Stop drilling for oil and gas near the bay

Your recent articles regarding Texaco's exploration for oil an gas along the shores of the Chesapeake Bay were timely. Many people are unaware that this multi-national company has spent tens of millions of dollars in an intense petroleum search throughout portions of tidewater Virginia and Maryland.

Texaco has diverted attention away from the long-term ramifications for the Chesapeake Bay. If oil is found, there will be a great potential for oil spills into the bay as crude is transported over its waters in barges and tankers and along its shoreline and under its waters by pipeline. In addition, we can expect oil refineries, tank farms, storage deports and other petrochemical facilities. Air pollution, surface water pollution and ground water pollution will result. The industry's track record for severe damage to the environment in which it drills and processes petroleum products is well documented throughout the world.

The Chesapeake Bay Foundation will take legal action to stop the oil drilling. Our chances for success, however, can be greatly improved if bay area residents contact their elected officials and clearly demonstrate their opposition to the location of petrochemical facilities on the bay's shore.

William C. Baker


The writer is president of the Chesapeake Bay Foundation. 9

Costly offices

The short article concerning the closing of the Tokyo office of the state of Maryland has intrigued me (Evening Sun, Jan. 23).

The reported cost of this office has been $500,000 per year, presumably including the $146,000 salary of Michael Grose, although the article was unclear on this point. It was interesting that the functions of this office, although unsuccessful in producing sufficient revenue to pay its way, were transferred to the state's Hong Kong office.

The above makes me curious, and I must ask the question: Why didn't your reporter follow up to determine if the Hong Kong office is producing revenue to pay for itself or, indeed, for the consolidated activities of both offices?

It seems to me to be a natural for an investigative reporter to find the facts on all of the state's foreign offices, not just one in Tokyo. My guess is that there are millions of dollars being spent and possibly wasted in the same manner in European, Asian, African and other offices of our state.

May I suggest that this may be a bigger story than the few lines given to it?

William S. Boykin


Teachers are key

At least one local elected official is to be commended for not governing by talk show. Mayor Kurt Schmoke, whose academic credentials far surpass those of the leaders of the surrounding counties, clearly recognizes that the cornerstone of education is the teacher.

The mayor lashed out at the notion that any future state aid to education not be spent on teacher pay raises.

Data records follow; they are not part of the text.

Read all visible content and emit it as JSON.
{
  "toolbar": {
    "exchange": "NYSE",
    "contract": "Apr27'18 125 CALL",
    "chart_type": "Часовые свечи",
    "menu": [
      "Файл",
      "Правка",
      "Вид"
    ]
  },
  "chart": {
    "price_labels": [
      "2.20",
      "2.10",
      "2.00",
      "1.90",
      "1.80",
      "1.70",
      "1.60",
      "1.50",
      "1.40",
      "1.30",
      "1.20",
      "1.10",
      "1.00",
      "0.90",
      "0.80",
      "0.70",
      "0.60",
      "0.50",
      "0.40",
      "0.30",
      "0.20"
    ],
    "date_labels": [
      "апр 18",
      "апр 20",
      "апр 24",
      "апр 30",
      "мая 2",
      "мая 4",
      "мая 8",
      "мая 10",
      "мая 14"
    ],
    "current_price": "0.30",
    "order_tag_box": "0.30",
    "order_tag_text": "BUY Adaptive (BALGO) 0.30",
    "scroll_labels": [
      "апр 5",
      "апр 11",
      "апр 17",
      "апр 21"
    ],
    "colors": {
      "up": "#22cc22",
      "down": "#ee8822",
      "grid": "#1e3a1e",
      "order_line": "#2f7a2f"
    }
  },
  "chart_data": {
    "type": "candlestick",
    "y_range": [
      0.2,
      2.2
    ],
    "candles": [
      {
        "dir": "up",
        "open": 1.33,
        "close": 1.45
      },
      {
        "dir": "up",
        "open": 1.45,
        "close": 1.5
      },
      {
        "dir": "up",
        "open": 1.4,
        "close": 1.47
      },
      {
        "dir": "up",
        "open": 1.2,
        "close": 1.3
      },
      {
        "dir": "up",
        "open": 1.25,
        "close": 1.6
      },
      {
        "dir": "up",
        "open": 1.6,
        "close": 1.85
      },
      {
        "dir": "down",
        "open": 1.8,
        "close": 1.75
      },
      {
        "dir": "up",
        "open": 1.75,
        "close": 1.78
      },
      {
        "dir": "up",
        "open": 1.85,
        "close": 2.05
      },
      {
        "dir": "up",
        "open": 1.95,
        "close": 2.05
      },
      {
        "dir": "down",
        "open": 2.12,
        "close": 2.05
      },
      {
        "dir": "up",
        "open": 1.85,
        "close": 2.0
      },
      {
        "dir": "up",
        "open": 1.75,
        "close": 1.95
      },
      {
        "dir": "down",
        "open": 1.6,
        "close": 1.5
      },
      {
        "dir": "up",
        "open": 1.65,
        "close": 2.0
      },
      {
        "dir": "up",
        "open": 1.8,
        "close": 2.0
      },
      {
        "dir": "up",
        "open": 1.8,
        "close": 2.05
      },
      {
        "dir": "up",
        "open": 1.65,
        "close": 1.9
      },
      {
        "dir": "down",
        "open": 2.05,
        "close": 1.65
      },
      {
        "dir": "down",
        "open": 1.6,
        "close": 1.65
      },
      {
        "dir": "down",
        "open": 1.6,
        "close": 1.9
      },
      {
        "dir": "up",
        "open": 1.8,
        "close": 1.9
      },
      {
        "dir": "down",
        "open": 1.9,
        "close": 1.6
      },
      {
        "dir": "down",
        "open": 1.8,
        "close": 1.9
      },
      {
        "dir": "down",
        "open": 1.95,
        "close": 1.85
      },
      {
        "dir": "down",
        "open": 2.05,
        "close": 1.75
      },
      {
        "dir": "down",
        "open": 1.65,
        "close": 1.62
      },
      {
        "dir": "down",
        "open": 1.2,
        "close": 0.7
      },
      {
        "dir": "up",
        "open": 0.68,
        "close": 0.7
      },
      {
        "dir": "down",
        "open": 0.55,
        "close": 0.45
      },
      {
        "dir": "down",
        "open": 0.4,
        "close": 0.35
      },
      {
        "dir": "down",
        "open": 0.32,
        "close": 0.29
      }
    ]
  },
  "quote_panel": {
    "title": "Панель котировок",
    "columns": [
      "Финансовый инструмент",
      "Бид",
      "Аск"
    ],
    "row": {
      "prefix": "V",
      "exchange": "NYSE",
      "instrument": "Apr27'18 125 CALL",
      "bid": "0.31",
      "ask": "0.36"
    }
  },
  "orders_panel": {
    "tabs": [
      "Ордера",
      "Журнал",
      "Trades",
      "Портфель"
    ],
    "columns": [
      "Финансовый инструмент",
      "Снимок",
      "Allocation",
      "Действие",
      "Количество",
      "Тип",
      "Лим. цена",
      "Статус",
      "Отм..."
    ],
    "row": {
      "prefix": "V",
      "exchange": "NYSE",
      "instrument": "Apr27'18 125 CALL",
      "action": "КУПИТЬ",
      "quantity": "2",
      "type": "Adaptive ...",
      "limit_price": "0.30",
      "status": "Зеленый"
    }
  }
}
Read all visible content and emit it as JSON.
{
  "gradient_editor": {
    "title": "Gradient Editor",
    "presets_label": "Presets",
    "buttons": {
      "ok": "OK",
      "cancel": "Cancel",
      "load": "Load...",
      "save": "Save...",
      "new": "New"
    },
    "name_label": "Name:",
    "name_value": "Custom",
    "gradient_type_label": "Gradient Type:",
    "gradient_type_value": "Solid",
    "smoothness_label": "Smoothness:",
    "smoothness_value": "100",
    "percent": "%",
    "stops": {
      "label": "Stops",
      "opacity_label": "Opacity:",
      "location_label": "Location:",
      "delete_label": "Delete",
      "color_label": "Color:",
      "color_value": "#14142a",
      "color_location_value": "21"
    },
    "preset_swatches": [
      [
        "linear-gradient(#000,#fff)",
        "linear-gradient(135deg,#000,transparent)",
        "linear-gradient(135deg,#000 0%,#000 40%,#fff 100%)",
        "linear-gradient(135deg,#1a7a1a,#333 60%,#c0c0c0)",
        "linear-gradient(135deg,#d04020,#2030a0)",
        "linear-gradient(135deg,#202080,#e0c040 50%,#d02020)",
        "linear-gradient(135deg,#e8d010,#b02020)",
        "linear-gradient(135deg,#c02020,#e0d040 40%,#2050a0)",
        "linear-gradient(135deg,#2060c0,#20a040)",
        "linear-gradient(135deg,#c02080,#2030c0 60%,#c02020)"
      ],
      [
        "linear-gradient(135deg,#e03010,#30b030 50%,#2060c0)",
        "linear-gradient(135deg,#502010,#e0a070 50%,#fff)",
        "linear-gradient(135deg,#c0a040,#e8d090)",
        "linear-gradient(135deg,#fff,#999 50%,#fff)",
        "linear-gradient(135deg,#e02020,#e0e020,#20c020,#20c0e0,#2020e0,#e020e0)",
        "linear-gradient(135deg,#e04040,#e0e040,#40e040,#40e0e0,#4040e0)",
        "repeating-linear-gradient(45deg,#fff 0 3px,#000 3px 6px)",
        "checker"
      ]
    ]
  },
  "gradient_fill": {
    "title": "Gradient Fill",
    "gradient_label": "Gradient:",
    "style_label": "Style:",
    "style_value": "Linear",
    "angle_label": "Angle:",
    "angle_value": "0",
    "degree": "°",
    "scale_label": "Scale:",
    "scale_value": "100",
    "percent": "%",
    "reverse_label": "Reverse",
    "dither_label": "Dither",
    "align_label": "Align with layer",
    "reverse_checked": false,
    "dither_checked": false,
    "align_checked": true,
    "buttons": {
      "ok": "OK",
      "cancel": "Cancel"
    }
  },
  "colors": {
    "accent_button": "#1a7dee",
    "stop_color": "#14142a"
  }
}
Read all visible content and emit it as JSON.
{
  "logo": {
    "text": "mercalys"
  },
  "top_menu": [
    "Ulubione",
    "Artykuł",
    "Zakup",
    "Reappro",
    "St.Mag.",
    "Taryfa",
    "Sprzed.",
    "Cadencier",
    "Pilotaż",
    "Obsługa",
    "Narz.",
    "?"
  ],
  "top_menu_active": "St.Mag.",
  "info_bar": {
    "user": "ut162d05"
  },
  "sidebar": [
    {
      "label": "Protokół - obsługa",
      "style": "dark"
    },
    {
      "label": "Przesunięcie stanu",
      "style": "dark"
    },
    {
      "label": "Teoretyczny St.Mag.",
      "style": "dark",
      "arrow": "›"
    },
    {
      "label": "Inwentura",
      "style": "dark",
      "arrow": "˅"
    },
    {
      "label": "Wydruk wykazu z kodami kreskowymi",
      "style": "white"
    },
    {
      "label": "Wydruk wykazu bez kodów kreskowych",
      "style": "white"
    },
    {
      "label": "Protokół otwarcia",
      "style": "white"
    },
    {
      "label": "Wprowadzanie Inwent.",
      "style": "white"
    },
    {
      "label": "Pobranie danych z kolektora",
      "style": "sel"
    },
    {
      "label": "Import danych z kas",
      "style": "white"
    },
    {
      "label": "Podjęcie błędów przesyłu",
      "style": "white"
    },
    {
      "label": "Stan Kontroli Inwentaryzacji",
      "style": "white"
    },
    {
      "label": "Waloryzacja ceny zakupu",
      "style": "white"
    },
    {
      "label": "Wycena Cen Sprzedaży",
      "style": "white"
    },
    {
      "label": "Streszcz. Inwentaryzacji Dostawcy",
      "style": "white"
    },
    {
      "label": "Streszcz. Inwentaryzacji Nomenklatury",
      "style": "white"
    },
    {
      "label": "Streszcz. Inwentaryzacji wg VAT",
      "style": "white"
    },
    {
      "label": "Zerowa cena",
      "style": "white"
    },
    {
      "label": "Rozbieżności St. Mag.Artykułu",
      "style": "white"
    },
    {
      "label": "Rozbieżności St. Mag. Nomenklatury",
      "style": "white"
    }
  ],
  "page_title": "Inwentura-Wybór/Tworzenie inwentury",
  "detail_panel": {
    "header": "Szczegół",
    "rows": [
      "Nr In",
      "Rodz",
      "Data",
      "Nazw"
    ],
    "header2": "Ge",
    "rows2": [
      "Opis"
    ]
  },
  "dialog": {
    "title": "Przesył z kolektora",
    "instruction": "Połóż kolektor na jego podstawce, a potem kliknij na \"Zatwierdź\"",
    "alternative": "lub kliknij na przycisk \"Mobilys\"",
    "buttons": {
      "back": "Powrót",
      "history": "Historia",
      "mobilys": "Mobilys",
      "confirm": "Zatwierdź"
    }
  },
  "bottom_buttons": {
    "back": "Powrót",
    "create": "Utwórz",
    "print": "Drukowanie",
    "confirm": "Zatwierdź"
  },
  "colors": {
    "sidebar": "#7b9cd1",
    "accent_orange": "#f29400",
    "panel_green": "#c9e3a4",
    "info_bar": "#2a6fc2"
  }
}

Where did this attitude develop that teachers don't deserve more money? If people saw what our teachers went through, it would be clear that they are worth what we are paying them. They may be worth double what we're paying them.

Dennis Sirman


The pros have it

Editorializing belongs on the opinion page, not in headlines. A photograph Jan. 22 accompanying an article about demonstrators on the anniversary of the Supreme Court's Roe vs. Wade decision showed a woman holding a baby and arguing with another woman. The photo caption described the woman with the baby as "pro-choice" and the other woman as "anti-abortion." Why do you refuse to call those who are against abortion "pro-life"? That is exactly what we are.

I always call those in favor of abortion rights what they want to be called. Is it asking too much to have the favor returned?